另一个棘手的问题是,如果我在for循环之前放置一个fprint,一个接一个,一个在内部我运行正常......
这是valgrind给我的:
Invalid read of size 4
==8397== at 0x4017EE: get_combination_cuts_characteristics (hypercuts.c:775)
==8397== by 0x401947: get_optimal_cut_combination (hypercuts.c:663)
==8397== by 0x40198F: get_optimal_cut_combination (hypercuts.c:678)
==8397== by 0x40198F: get_optimal_cut_combination (hypercuts.c:678)
==8397== by 0x40198F: get_optimal_cut_combination (hypercuts.c:678)
==8397== by 0x401B78: set_nb_cuts (hypercuts.c:485)
==8397== by 0x4025B2: build_node (hypercuts.c:219)
==8397== by 0x40273D: build_node (hypercuts.c:285)
==8397== by 0x4029B2: new_hypercuts_classifier (hypercuts.c:143)
==8397== by 0x403B02: main (hypercuts_test.c:277)
==8397== Address 0x11fefff77a is not stack'd, malloc'd or (recently) free'd
==8397==
==8397==
==8397== Process terminating with default action of signal 11 (SIGSEGV)
==8397== Access not within mapped region at address 0x11FEFFF77A
==8397== at 0x4017EE: get_combination_cuts_characteristics (hypercuts.c:775)
==8397== by 0x401947: get_optimal_cut_combination (hypercuts.c:663)
==8397== by 0x40198F: get_optimal_cut_combination (hypercuts.c:678)
==8397== by 0x40198F: get_optimal_cut_combination (hypercuts.c:678)
==8397== by 0x40198F: get_optimal_cut_combination (hypercuts.c:678)
==8397== by 0x401B78: set_nb_cuts (hypercuts.c:485)
==8397== by 0x4025B2: build_node (hypercuts.c:219)

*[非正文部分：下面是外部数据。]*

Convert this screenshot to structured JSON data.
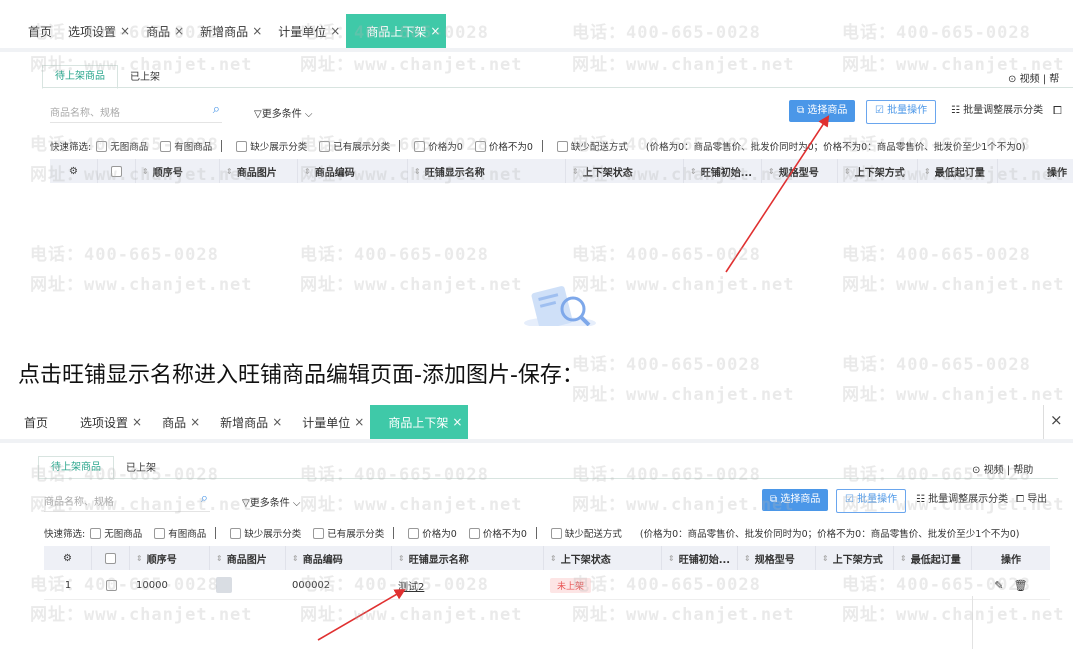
{
  "top_section": {
    "tabs": [
      {
        "label": "首页",
        "close": ""
      },
      {
        "label": "选项设置",
        "close": "×"
      },
      {
        "label": "商品",
        "close": "×"
      },
      {
        "label": "新增商品",
        "close": "×"
      },
      {
        "label": "计量单位",
        "close": "×"
      },
      {
        "label": "商品上下架",
        "close": "×"
      }
    ],
    "subtabs": [
      "待上架商品",
      "已上架"
    ],
    "right_links": "视频 | 帮",
    "search_placeholder": "商品名称、规格",
    "more_filters": "更多条件",
    "select_goods_button": "选择商品",
    "batch_button": "批量操作",
    "batch_adjust_button": "批量调整展示分类",
    "quick_filter_label": "快速筛选:",
    "filters": [
      "无图商品",
      "有图商品",
      "缺少展示分类",
      "已有展示分类",
      "价格为0",
      "价格不为0",
      "缺少配送方式"
    ],
    "price_note": "(价格为0：商品零售价、批发价同时为0；价格不为0：商品零售价、批发价至少1个不为0)",
    "columns": [
      "顺序号",
      "商品图片",
      "商品编码",
      "旺铺显示名称",
      "上下架状态",
      "旺铺初始...",
      "规格型号",
      "上下架方式",
      "最低起订量",
      "操作"
    ]
  },
  "caption": "点击旺铺显示名称进入旺铺商品编辑页面-添加图片-保存：",
  "bottom_section": {
    "tabs": [
      {
        "label": "首页",
        "close": ""
      },
      {
        "label": "选项设置",
        "close": "×"
      },
      {
        "label": "商品",
        "close": "×"
      },
      {
        "label": "新增商品",
        "close": "×"
      },
      {
        "label": "计量单位",
        "close": "×"
      },
      {
        "label": "商品上下架",
        "close": "×"
      }
    ],
    "window_close": "×",
    "subtabs": [
      "待上架商品",
      "已上架"
    ],
    "right_links": "视频 | 帮助",
    "search_placeholder": "商品名称、规格",
    "more_filters": "更多条件",
    "select_goods_button": "选择商品",
    "batch_button": "批量操作",
    "batch_adjust_button": "批量调整展示分类",
    "export_button": "导出",
    "quick_filter_label": "快速筛选:",
    "filters": [
      "无图商品",
      "有图商品",
      "缺少展示分类",
      "已有展示分类",
      "价格为0",
      "价格不为0",
      "缺少配送方式"
    ],
    "price_note": "(价格为0：商品零售价、批发价同时为0；价格不为0：商品零售价、批发价至少1个不为0)",
    "columns": [
      "顺序号",
      "商品图片",
      "商品编码",
      "旺铺显示名称",
      "上下架状态",
      "旺铺初始...",
      "规格型号",
      "上下架方式",
      "最低起订量",
      "操作"
    ],
    "row": {
      "index": "1",
      "order": "10000",
      "code": "000002",
      "name": "测试2",
      "status": "未上架"
    }
  },
  "watermarks": {
    "phone": "电话：400-665-0028",
    "site": "网址：www.chanjet.net"
  },
  "colors": {
    "active_tab": "#3fc9a8",
    "primary": "#4b97e8",
    "arrow": "#e03030",
    "status_red": "#e85454"
  }
}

==8397== by 0x40273D: build_node (hypercuts.c:285)
==8397== by 0x4029B2: new_hypercuts_classifier (hypercuts.c:143)
==8397== by 0x403B02: main (hypercuts_test.c:277)
我没有想法,我来这里寻求帮助,可以给我提示或新想法。这个函数由另一个递归函数调用(build_node:在分段错误的情况下,我正在谈论4个递归调用,因此不会太多)并且在它发生故障之前执行了3次。这让我觉得堆栈(指针或数组)有些乱七八糟的东西,但我没有找到工具来分析堆栈,我多次检查了那部分代码。
提供有关该部分代码的一些细节:这意味着对要在多维空间中执行的切割数量执行线性优化。该特定功能给出了所执行的切割的特性,并且在每个优化步骤结束时执行。
提前致谢!!
答案 0 :(得分:1)
这应该很容易调试。
我首先调查valgrind崩溃,因为它往往更精确。行if(max_rule_child < *max_rules || ((max_rule_child == *max_rules) && (rules_sum < *children_rules_sum)))
有两个指针被解除引用。他们中的一个或多个肯定是垃圾。仔细检查max_rules,children_rules_sum指向有效地址。添加调试语句并查看值是否更改。
另一行rules_sum += children_array[i];
似乎也有可能。似乎没有检查index
是否小于nb_children
。使用相同的策略并添加两个值的一些调试语句。超过数组末尾的写操作将破坏堆栈。堆栈损坏可能会覆盖children_rules_sum或max_rules,从而导致valgrind崩溃。